Basically, "Weekend" is a journey into film nihilism, where the obscene and absurd are homogenous with the background and lighting. A husband and wife go to the countryside to visit her mother to ask for money. The two plan on killing the other once the money is obtained. To get to the mother, however, they take a road trip through France. Which to Godard is a land to be strewn with burnt-out automobile wreckage, bloodied bodies, and savage hippies who capture and eat any man, woman, and animal they find.
As the husband and wife venture deeper and deeper into France's countryside, they themselves committ a series of heinous deeds which are equally shocking and hilarious. In short order, they manage to crash multiple stolen vehicles, assault whomever they feel like, get raped, encounter African Marxists and Arab revolutionaries, ask people "are you in this movie or in reality?", and burn Emily Bronte (yes, the author) alive. I say "hilarious" in that all this is done in such an irreverent and cold fashion it has a dream-like cartoon feeling to it all. Black comedy at its finest (or bleakest, if you will).
Finally, the couple themselves get captured by the cannibal hippies who read beautiful poetry and espouse pop culture whilst dining on fellow Frenchmen's flesh. They end up killing the husband and the wife joins their ranks willingly, like a tribal Patty Hearst. The final shot of the film is the wife eating her husband and mentioning that she'll save the rest of his meat for later. The End.

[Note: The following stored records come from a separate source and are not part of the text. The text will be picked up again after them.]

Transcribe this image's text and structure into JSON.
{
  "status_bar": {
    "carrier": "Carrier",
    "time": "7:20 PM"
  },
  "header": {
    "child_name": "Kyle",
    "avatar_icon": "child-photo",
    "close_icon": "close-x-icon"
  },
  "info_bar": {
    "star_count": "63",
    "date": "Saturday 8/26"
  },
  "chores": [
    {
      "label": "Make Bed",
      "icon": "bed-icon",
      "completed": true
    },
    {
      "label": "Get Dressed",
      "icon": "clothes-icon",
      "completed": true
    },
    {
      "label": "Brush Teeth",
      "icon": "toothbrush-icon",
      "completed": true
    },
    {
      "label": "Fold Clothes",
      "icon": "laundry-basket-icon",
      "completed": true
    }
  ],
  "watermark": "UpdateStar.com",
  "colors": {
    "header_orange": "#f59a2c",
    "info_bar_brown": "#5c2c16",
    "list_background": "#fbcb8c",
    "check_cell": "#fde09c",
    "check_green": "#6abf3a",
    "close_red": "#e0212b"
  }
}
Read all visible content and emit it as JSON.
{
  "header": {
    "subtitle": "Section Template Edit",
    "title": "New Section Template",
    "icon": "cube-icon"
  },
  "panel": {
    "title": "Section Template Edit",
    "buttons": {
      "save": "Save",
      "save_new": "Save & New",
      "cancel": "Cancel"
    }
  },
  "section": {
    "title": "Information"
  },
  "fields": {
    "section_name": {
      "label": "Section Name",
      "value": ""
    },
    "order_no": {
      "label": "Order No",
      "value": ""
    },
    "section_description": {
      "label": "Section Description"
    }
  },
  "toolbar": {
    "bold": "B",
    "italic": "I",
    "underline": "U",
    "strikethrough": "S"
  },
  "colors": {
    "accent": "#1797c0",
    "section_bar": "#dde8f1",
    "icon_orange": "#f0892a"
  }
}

You feel so giddy and violated when the credits roll. Godard has made some gorgeous, thoughtful, and patient films in the past, but here he was letting out all his demons. It's his "fuck you" to the art world. And for that, I say "thank you." Welcome, "Weekend," to Phil's Top 20.
Posted by Phil at February 21, 2004 07:22 AM | TrackBacksounds like something i would like.
Posted by: becky at February 22, 2004 03:59 PMits something anyone with a good (irrevocably dark) sense of humor would love. if you like seeing artists biting the hand that feeds them (the public/critics), this is the film for you.